6. Broader strategic considerations loom large in participation choices
CMS created Track 3—with elements like prospective attribution and a higher sharing rate—and adjusted elements of Track 2—for example, introducing prospective attribution—in the hopes of swaying more ACOs to take on downside financial risk. While the number in these tracks did jump significantly (up to 22 from just 3), more than 90 percent of ACOs still opted for Track 1. Moreover, the fact that historic Medicare performance did not strictly correlate with participation decisions in 2016 signals that ACOs are making participation decisions based more on broader delivery strategy and risk tolerance than on individual, programmatic elements. Ultimately, Medicare’s success in persuading more ACOs to shift to two-sided risk may depend more on multi-payer alignment of payment incentives than Medicare program adjustments.

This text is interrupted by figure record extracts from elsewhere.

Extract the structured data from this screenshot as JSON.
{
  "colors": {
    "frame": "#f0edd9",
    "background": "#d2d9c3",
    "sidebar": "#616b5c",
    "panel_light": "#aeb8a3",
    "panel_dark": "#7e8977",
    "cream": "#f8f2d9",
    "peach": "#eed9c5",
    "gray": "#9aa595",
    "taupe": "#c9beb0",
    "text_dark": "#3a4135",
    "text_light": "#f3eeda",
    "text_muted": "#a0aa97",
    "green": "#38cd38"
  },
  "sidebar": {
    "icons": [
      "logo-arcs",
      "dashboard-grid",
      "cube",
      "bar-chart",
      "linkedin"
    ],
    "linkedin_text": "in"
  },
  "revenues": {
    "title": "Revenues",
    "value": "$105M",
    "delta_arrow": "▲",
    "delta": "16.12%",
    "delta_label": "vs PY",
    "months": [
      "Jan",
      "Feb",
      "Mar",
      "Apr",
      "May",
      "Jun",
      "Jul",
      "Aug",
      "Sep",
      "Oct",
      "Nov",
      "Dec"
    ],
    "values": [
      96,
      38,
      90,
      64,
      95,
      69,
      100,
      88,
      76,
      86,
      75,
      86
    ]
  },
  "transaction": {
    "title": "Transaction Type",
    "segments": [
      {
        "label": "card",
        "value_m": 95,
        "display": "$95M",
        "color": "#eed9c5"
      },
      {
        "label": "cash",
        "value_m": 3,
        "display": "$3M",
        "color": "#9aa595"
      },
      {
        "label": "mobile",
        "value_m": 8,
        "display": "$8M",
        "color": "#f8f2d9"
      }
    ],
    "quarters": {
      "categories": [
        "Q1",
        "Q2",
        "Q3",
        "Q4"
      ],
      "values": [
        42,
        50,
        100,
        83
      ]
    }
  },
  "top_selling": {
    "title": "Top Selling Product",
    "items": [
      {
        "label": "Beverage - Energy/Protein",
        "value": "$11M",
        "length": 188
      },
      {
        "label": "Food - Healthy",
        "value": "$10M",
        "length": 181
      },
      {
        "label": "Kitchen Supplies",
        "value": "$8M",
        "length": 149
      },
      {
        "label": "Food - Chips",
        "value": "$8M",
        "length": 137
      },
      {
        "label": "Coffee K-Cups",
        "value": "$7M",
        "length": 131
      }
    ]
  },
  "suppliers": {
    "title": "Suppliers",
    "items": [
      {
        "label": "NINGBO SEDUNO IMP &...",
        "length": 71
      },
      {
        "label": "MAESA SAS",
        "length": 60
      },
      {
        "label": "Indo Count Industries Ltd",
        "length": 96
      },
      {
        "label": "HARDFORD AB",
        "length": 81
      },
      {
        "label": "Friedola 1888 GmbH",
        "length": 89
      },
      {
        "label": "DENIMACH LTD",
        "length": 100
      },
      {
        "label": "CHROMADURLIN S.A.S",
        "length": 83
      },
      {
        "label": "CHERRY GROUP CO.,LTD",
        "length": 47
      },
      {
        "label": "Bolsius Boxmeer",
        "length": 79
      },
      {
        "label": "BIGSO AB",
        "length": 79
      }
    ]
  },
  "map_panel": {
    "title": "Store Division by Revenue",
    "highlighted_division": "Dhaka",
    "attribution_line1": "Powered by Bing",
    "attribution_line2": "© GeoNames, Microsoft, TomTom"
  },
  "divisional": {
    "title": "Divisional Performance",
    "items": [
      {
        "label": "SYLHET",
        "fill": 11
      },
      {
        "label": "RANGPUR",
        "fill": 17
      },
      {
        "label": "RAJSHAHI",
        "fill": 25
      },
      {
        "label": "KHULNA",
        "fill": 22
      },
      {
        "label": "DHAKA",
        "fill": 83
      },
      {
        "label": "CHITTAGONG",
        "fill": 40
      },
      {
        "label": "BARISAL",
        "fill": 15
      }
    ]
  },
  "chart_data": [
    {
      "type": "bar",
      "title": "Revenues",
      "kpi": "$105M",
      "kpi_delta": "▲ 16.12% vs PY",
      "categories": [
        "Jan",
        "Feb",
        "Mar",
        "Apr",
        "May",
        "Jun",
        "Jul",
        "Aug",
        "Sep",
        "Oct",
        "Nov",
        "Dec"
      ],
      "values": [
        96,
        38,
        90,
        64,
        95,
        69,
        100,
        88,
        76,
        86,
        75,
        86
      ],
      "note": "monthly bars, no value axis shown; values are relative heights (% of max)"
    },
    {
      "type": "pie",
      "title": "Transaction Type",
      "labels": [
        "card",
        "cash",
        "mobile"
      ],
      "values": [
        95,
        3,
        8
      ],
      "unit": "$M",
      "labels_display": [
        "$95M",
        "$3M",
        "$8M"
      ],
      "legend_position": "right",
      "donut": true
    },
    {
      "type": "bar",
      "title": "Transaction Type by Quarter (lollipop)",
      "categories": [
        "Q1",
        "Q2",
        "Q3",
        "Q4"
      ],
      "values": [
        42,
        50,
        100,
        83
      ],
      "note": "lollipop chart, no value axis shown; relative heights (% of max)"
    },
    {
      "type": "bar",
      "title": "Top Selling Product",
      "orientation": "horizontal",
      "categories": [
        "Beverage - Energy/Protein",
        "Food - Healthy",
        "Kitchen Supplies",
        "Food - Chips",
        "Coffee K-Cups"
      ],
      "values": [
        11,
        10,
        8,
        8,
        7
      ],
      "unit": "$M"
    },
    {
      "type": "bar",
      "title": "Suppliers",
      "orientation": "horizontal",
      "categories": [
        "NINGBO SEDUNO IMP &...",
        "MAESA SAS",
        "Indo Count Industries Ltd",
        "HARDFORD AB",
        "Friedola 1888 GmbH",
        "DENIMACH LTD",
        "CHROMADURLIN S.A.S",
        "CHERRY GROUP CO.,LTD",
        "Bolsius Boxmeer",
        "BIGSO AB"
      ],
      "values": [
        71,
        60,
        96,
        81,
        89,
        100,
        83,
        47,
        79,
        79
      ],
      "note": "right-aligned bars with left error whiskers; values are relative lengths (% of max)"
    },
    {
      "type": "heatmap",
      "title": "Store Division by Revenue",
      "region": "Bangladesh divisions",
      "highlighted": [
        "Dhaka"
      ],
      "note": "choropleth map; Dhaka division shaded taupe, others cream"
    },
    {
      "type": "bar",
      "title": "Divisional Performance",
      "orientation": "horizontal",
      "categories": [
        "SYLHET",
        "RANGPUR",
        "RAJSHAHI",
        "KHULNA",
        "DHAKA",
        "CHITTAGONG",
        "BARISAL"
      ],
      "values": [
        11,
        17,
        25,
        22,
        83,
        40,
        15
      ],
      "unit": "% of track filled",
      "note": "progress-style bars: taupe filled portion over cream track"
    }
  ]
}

7. Attrition may be inherent in meaningful transformation efforts
More than 60 ACOs from the first three MSSP cohorts chose not to renew participation for 2016. And based on the figures CMS released, another 23 from more recent cohorts seem to have quietly left the program before the end of their performance periods. In addition, just nine ACOs remain in the Pioneer ACO program, which started with 32. But program attrition may not, in and of itself, represent a programmatic failing. Rather, we should expect some attrition in programs designed to drive dramatic changes in payment and delivery. As CMS’ Patrick Conway noted in a recent interview with us, testing the limits of innovation means that there are some programs that may not fare well in the long term. It is debatable, however, how much attrition is natural and how much is related to legitimate program shortcomings.
8. The information provided this week is helpful but more is needed to fully understand program trends
CMS' announcement gives us useful visibility into the health of the ACO program. Still, the lack of specific information, such as the specific number or names of providers in Track 2 or Track 3, limits our ability to do a full analysis. Similarly, information about the number of beneficiaries served by each ACO would be helpful to better understand the geographic spread of ACOs and how ACO size is factoring into participation options.
We will be watching in future months for additional data on ACO program participation and performance.